8. ### pbdCommercial User

Jul 17, 2003
Metro Detroit
owner Procables N Sound
Howard K. this sounds right on! This is how I started with my church band. As I learned chord progressions, and all the other stuff listed above I could start incorporating it into my playing.
Ticktock-the more you practice the more you'll be able to add. You should look into lessons, locally or by video tape. There are a lot out there and teachers or tapes can teach you about all the questions you have. Start with bass basics...

9. ### mickeyw3340

Tick Tock... Take it from one who played for a living 20 years ago, never touched an axe for 20 years, and got back into it with our church choir a year ago. Begin your wonderfully enlightening journey into church music with the thought that you are there to enhance the musical part of the service. There are "show choirs" where it's okay to show one's chops. Use the chord charts on the music. Play the root note, C, G D, etc. Don't worry about the 7ths. minors. You've first got to learn the fretboard. It has to become second nature to you. Learn to use approach notes on a chord change. If playing in the key of B flat, and you are approaching a chord change from B flat to e Flat in the next measure go from the B flat note to d flat to D and then hit the E flat note on the first beat of the measure where it is written. It's simple but effective. Don't do it continiously, or it gets boring. Don't try to get any fancier than that until that fretboard becomes second nature, or you will embarress yourself many times in the choir loft. At church nobody is going to holler out "Hey You Suck!!" But you will beat yourself to death if you don't take it slow. In the beginning play simple but accurately.

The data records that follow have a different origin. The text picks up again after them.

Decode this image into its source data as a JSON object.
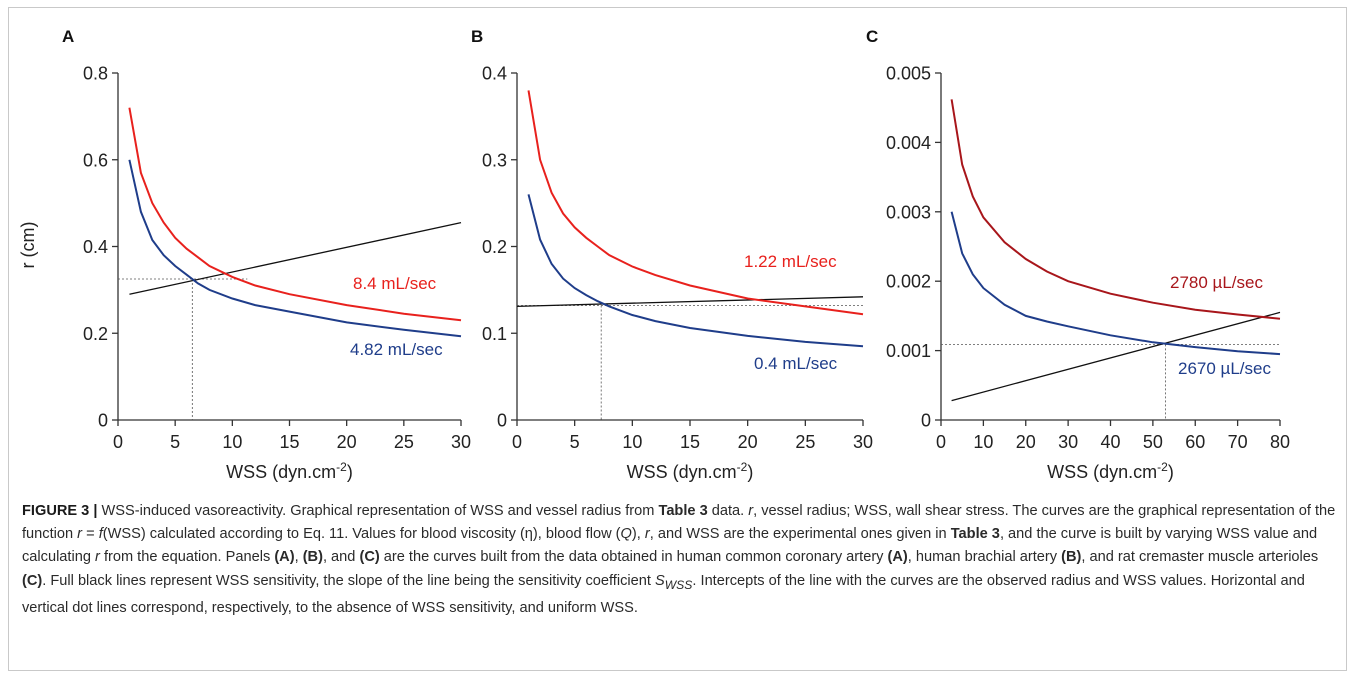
{
  "figure": {
    "panels": [
      "A",
      "B",
      "C"
    ]
  },
  "chart_data": [
    {
      "panel": "A",
      "type": "line",
      "ylabel": "r (cm)",
      "xlabel_text": "WSS (dyn.cm",
      "xlabel_sup": "-2",
      "xlabel_end": ")",
      "xlim": [
        0,
        30
      ],
      "ylim": [
        0,
        0.8
      ],
      "xticks": [
        0,
        5,
        10,
        15,
        20,
        25,
        30
      ],
      "yticks": [
        0,
        0.2,
        0.4,
        0.6,
        0.8
      ],
      "xtick_labels": [
        "0",
        "5",
        "10",
        "15",
        "20",
        "25",
        "30"
      ],
      "ytick_labels": [
        "0",
        "0.2",
        "0.4",
        "0.6",
        "0.8"
      ],
      "series": [
        {
          "label": "8.4 mL/sec",
          "color": "#e8211d",
          "x": [
            1,
            2,
            3,
            4,
            5,
            6,
            7,
            8,
            10,
            12,
            15,
            20,
            25,
            30
          ],
          "y": [
            0.72,
            0.57,
            0.5,
            0.455,
            0.42,
            0.395,
            0.375,
            0.355,
            0.33,
            0.31,
            0.29,
            0.265,
            0.245,
            0.23
          ]
        },
        {
          "label": "4.82 mL/sec",
          "color": "#1f3d8a",
          "x": [
            1,
            2,
            3,
            4,
            5,
            6,
            7,
            8,
            10,
            12,
            15,
            20,
            25,
            30
          ],
          "y": [
            0.6,
            0.48,
            0.415,
            0.38,
            0.355,
            0.335,
            0.315,
            0.3,
            0.28,
            0.265,
            0.25,
            0.225,
            0.208,
            0.193
          ]
        }
      ],
      "sensitivity_line": {
        "x": [
          1,
          30
        ],
        "y": [
          0.29,
          0.455
        ]
      },
      "dotted_h": 0.325,
      "dotted_v": 6.5
    },
    {
      "panel": "B",
      "type": "line",
      "ylabel": "",
      "xlabel_text": "WSS (dyn.cm",
      "xlabel_sup": "-2",
      "xlabel_end": ")",
      "xlim": [
        0,
        30
      ],
      "ylim": [
        0,
        0.4
      ],
      "xticks": [
        0,
        5,
        10,
        15,
        20,
        25,
        30
      ],
      "yticks": [
        0,
        0.1,
        0.2,
        0.3,
        0.4
      ],
      "xtick_labels": [
        "0",
        "5",
        "10",
        "15",
        "20",
        "25",
        "30"
      ],
      "ytick_labels": [
        "0",
        "0.1",
        "0.2",
        "0.3",
        "0.4"
      ],
      "series": [
        {
          "label": "1.22 mL/sec",
          "color": "#e8211d",
          "x": [
            1,
            2,
            3,
            4,
            5,
            6,
            7,
            8,
            10,
            12,
            15,
            20,
            25,
            30
          ],
          "y": [
            0.38,
            0.3,
            0.262,
            0.238,
            0.222,
            0.21,
            0.2,
            0.19,
            0.177,
            0.167,
            0.155,
            0.14,
            0.131,
            0.122
          ]
        },
        {
          "label": "0.4 mL/sec",
          "color": "#1f3d8a",
          "x": [
            1,
            2,
            3,
            4,
            5,
            6,
            7,
            8,
            10,
            12,
            15,
            20,
            25,
            30
          ],
          "y": [
            0.26,
            0.208,
            0.18,
            0.163,
            0.152,
            0.144,
            0.137,
            0.131,
            0.121,
            0.114,
            0.106,
            0.097,
            0.09,
            0.085
          ]
        },
        {
          "label": "",
          "color": "#000000",
          "x": [
            0,
            30
          ],
          "y": [
            0.131,
            0.142
          ]
        }
      ],
      "dotted_h": 0.132,
      "dotted_v": 7.3
    },
    {
      "panel": "C",
      "type": "line",
      "ylabel": "",
      "xlabel_text": "WSS (dyn.cm",
      "xlabel_sup": "-2",
      "xlabel_end": ")",
      "xlim": [
        0,
        80
      ],
      "ylim": [
        0,
        0.005
      ],
      "xticks": [
        0,
        10,
        20,
        30,
        40,
        50,
        60,
        70,
        80
      ],
      "yticks": [
        0,
        0.001,
        0.002,
        0.003,
        0.004,
        0.005
      ],
      "xtick_labels": [
        "0",
        "10",
        "20",
        "30",
        "40",
        "50",
        "60",
        "70",
        "80"
      ],
      "ytick_labels": [
        "0",
        "0.001",
        "0.002",
        "0.003",
        "0.004",
        "0.005"
      ],
      "series": [
        {
          "label": "2780 µL/sec",
          "color": "#a8161b",
          "x": [
            2.5,
            5,
            7.5,
            10,
            15,
            20,
            25,
            30,
            40,
            50,
            60,
            70,
            80
          ],
          "y": [
            0.00462,
            0.00368,
            0.00322,
            0.00292,
            0.00256,
            0.00232,
            0.00214,
            0.002,
            0.00182,
            0.00169,
            0.00159,
            0.00152,
            0.00146
          ]
        },
        {
          "label": "2670 µL/sec",
          "color": "#1f3d8a",
          "x": [
            2.5,
            5,
            7.5,
            10,
            15,
            20,
            25,
            30,
            40,
            50,
            60,
            70,
            80
          ],
          "y": [
            0.003,
            0.0024,
            0.0021,
            0.0019,
            0.00166,
            0.0015,
            0.00142,
            0.00135,
            0.00122,
            0.00112,
            0.00105,
            0.00099,
            0.00095
          ]
        }
      ],
      "sensitivity_line": {
        "x": [
          2.5,
          80
        ],
        "y": [
          0.00028,
          0.00155
        ]
      },
      "dotted_h": 0.00109,
      "dotted_v": 53
    }
  ],
  "caption": {
    "figure_label": "FIGURE 3 |",
    "p1": " WSS-induced vasoreactivity. Graphical representation of WSS and vessel radius from ",
    "b_table3": "Table 3",
    "p2": " data. ",
    "i_r": "r",
    "p3": ", vessel radius; WSS, wall shear stress. The curves are the graphical representation of the function ",
    "i_r2": "r",
    "p4": " = ",
    "i_f": "f",
    "p5": "(WSS) calculated according to Eq. 11. Values for blood viscosity (η), blood flow (",
    "i_q": "Q",
    "p6": "), ",
    "i_r3": "r",
    "p7": ", and WSS are the experimental ones given in ",
    "b_table3b": "Table 3",
    "p8": ", and the curve is built by varying WSS value and calculating ",
    "i_r4": "r",
    "p9": " from the equation. Panels ",
    "b_a": "(A)",
    "p10": ", ",
    "b_b": "(B)",
    "p11": ", and ",
    "b_c": "(C)",
    "p12": " are the curves built from the data obtained in human common coronary artery ",
    "b_a2": "(A)",
    "p13": ", human brachial artery ",
    "b_b2": "(B)",
    "p14": ", and rat cremaster muscle arterioles ",
    "b_c2": "(C)",
    "p15": ". Full black lines represent WSS sensitivity, the slope of the line being the sensitivity coefficient ",
    "i_s": "S",
    "sub_wss": "WSS",
    "p16": ". Intercepts of the line with the curves are the observed radius and WSS values. Horizontal and vertical dot lines correspond, respectively, to the absence of WSS sensitivity, and uniform WSS."
  }
}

Even just hitting one note when that chord pops up above the staff sounds good. Start there and work your way up. After a year of being back with the bass, I am just now feeling pretty comfortable with a bit of fancy stuff. It takes time, and to think I use to do it for a living many years ago, but it was country and three chord rock and roll. Church music is an entirely different animal. There is a lot of difference in playing the same repertoire of music over and over every night of the week, and a complicated gosel song that you may only play once every two months. You don't play each one often enough for it to really gel. Good Luck.

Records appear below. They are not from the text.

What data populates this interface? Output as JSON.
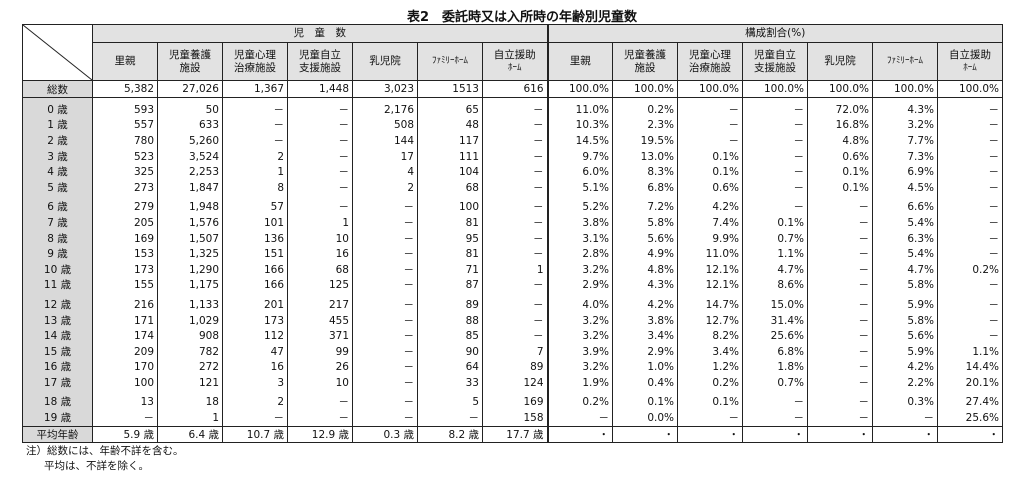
{
  "title": "表2　委託時又は入所時の年齢別児童数",
  "group_headers": [
    "児　童　数",
    "構成割合(%)"
  ],
  "columns": [
    "里親",
    "児童養護\n施設",
    "児童心理\n治療施設",
    "児童自立\n支援施設",
    "乳児院",
    "ﾌｧﾐﾘｰﾎｰﾑ",
    "自立援助\nﾎｰﾑ"
  ],
  "total_row": {
    "label": "総数",
    "counts": [
      "5,382",
      "27,026",
      "1,367",
      "1,448",
      "3,023",
      "1513",
      "616"
    ],
    "pcts": [
      "100.0%",
      "100.0%",
      "100.0%",
      "100.0%",
      "100.0%",
      "100.0%",
      "100.0%"
    ]
  },
  "row_groups": [
    [
      {
        "label": "0 歳",
        "counts": [
          "593",
          "50",
          "－",
          "－",
          "2,176",
          "65",
          "－"
        ],
        "pcts": [
          "11.0%",
          "0.2%",
          "－",
          "－",
          "72.0%",
          "4.3%",
          "－"
        ]
      },
      {
        "label": "1 歳",
        "counts": [
          "557",
          "633",
          "－",
          "－",
          "508",
          "48",
          "－"
        ],
        "pcts": [
          "10.3%",
          "2.3%",
          "－",
          "－",
          "16.8%",
          "3.2%",
          "－"
        ]
      },
      {
        "label": "2 歳",
        "counts": [
          "780",
          "5,260",
          "－",
          "－",
          "144",
          "117",
          "－"
        ],
        "pcts": [
          "14.5%",
          "19.5%",
          "－",
          "－",
          "4.8%",
          "7.7%",
          "－"
        ]
      },
      {
        "label": "3 歳",
        "counts": [
          "523",
          "3,524",
          "2",
          "－",
          "17",
          "111",
          "－"
        ],
        "pcts": [
          "9.7%",
          "13.0%",
          "0.1%",
          "－",
          "0.6%",
          "7.3%",
          "－"
        ]
      },
      {
        "label": "4 歳",
        "counts": [
          "325",
          "2,253",
          "1",
          "－",
          "4",
          "104",
          "－"
        ],
        "pcts": [
          "6.0%",
          "8.3%",
          "0.1%",
          "－",
          "0.1%",
          "6.9%",
          "－"
        ]
      },
      {
        "label": "5 歳",
        "counts": [
          "273",
          "1,847",
          "8",
          "－",
          "2",
          "68",
          "－"
        ],
        "pcts": [
          "5.1%",
          "6.8%",
          "0.6%",
          "－",
          "0.1%",
          "4.5%",
          "－"
        ]
      }
    ],
    [
      {
        "label": "6 歳",
        "counts": [
          "279",
          "1,948",
          "57",
          "－",
          "－",
          "100",
          "－"
        ],
        "pcts": [
          "5.2%",
          "7.2%",
          "4.2%",
          "－",
          "－",
          "6.6%",
          "－"
        ]
      },
      {
        "label": "7 歳",
        "counts": [
          "205",
          "1,576",
          "101",
          "1",
          "－",
          "81",
          "－"
        ],
        "pcts": [
          "3.8%",
          "5.8%",
          "7.4%",
          "0.1%",
          "－",
          "5.4%",
          "－"
        ]
      },
      {
        "label": "8 歳",
        "counts": [
          "169",
          "1,507",
          "136",
          "10",
          "－",
          "95",
          "－"
        ],
        "pcts": [
          "3.1%",
          "5.6%",
          "9.9%",
          "0.7%",
          "－",
          "6.3%",
          "－"
        ]
      },
      {
        "label": "9 歳",
        "counts": [
          "153",
          "1,325",
          "151",
          "16",
          "－",
          "81",
          "－"
        ],
        "pcts": [
          "2.8%",
          "4.9%",
          "11.0%",
          "1.1%",
          "－",
          "5.4%",
          "－"
        ]
      },
      {
        "label": "10 歳",
        "counts": [
          "173",
          "1,290",
          "166",
          "68",
          "－",
          "71",
          "1"
        ],
        "pcts": [
          "3.2%",
          "4.8%",
          "12.1%",
          "4.7%",
          "－",
          "4.7%",
          "0.2%"
        ]
      },
      {
        "label": "11 歳",
        "counts": [
          "155",
          "1,175",
          "166",
          "125",
          "－",
          "87",
          "－"
        ],
        "pcts": [
          "2.9%",
          "4.3%",
          "12.1%",
          "8.6%",
          "－",
          "5.8%",
          "－"
        ]
      }
    ],
    [
      {
        "label": "12 歳",
        "counts": [
          "216",
          "1,133",
          "201",
          "217",
          "－",
          "89",
          "－"
        ],
        "pcts": [
          "4.0%",
          "4.2%",
          "14.7%",
          "15.0%",
          "－",
          "5.9%",
          "－"
        ]
      },
      {
        "label": "13 歳",
        "counts": [
          "171",
          "1,029",
          "173",
          "455",
          "－",
          "88",
          "－"
        ],
        "pcts": [
          "3.2%",
          "3.8%",
          "12.7%",
          "31.4%",
          "－",
          "5.8%",
          "－"
        ]
      },
      {
        "label": "14 歳",
        "counts": [
          "174",
          "908",
          "112",
          "371",
          "－",
          "85",
          "－"
        ],
        "pcts": [
          "3.2%",
          "3.4%",
          "8.2%",
          "25.6%",
          "－",
          "5.6%",
          "－"
        ]
      },
      {
        "label": "15 歳",
        "counts": [
          "209",
          "782",
          "47",
          "99",
          "－",
          "90",
          "7"
        ],
        "pcts": [
          "3.9%",
          "2.9%",
          "3.4%",
          "6.8%",
          "－",
          "5.9%",
          "1.1%"
        ]
      },
      {
        "label": "16 歳",
        "counts": [
          "170",
          "272",
          "16",
          "26",
          "－",
          "64",
          "89"
        ],
        "pcts": [
          "3.2%",
          "1.0%",
          "1.2%",
          "1.8%",
          "－",
          "4.2%",
          "14.4%"
        ]
      },
      {
        "label": "17 歳",
        "counts": [
          "100",
          "121",
          "3",
          "10",
          "－",
          "33",
          "124"
        ],
        "pcts": [
          "1.9%",
          "0.4%",
          "0.2%",
          "0.7%",
          "－",
          "2.2%",
          "20.1%"
        ]
      }
    ],
    [
      {
        "label": "18 歳",
        "counts": [
          "13",
          "18",
          "2",
          "－",
          "－",
          "5",
          "169"
        ],
        "pcts": [
          "0.2%",
          "0.1%",
          "0.1%",
          "－",
          "－",
          "0.3%",
          "27.4%"
        ]
      },
      {
        "label": "19 歳",
        "counts": [
          "－",
          "1",
          "－",
          "－",
          "－",
          "－",
          "158"
        ],
        "pcts": [
          "－",
          "0.0%",
          "－",
          "－",
          "－",
          "－",
          "25.6%"
        ]
      }
    ]
  ],
  "avg_row": {
    "label": "平均年齢",
    "counts": [
      "5.9 歳",
      "6.4 歳",
      "10.7 歳",
      "12.9 歳",
      "0.3 歳",
      "8.2 歳",
      "17.7 歳"
    ],
    "pcts": [
      "・",
      "・",
      "・",
      "・",
      "・",
      "・",
      "・"
    ]
  },
  "notes": [
    "注）総数には、年齢不詳を含む。",
    "平均は、不詳を除く。"
  ]
}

10. ### BoplicitySupporting Member

The only reason I gave TickTock some advice about advanced chords (as I would categorize sus chords) is that TickTock asked about sus chords. I assume that TickTock (love the name, by the way) asked about such chords because he/she was given a chord chart that had such chords.

However, I totally agree with those who say that for the first several months just playing root notes with maybe an occasional approach note transition to the next chord is the most practical and easiest way to go for starters. It is so important that TickTock learn to navigate the fretboard. S/he must also learn to play in time with the other musicians.

TickTock might also do well to get a metronome or metronome/tuner combo and work with it to help develop a sense of timing. But it might not be too much after a few weeks for TT to learn patterns of at least major and minor chords so that s/he can find the degrees of these chords without having to think out each note.

For example if TT learns where the fifth is in relation to any root on a fretboard, TT won't have to memorize the note names and search for those notes on the fretboard until months later. (What I mean is TT won't have to stop and think, "Oh,let's see now, the fifth of G is D and the fifth of A is E," etc. That just takes too long for a beginner to learn that and try to find those notes while keeping up with the rest of the band.

I do not underestimate the challenge TT faces as an absolute beginner to step up and play from the very getgo with other musicians. I couldn't have done it in my first month as a student of bass and maybe not even by the sixth month (at the rate I learned.)

Say, TickTock, if you happen to be reading all of these posts, don't get discouraged. Your band members must know you have just barely begun. They will be sympathetic and very helpful. Ask them questions and practice, practice, practice.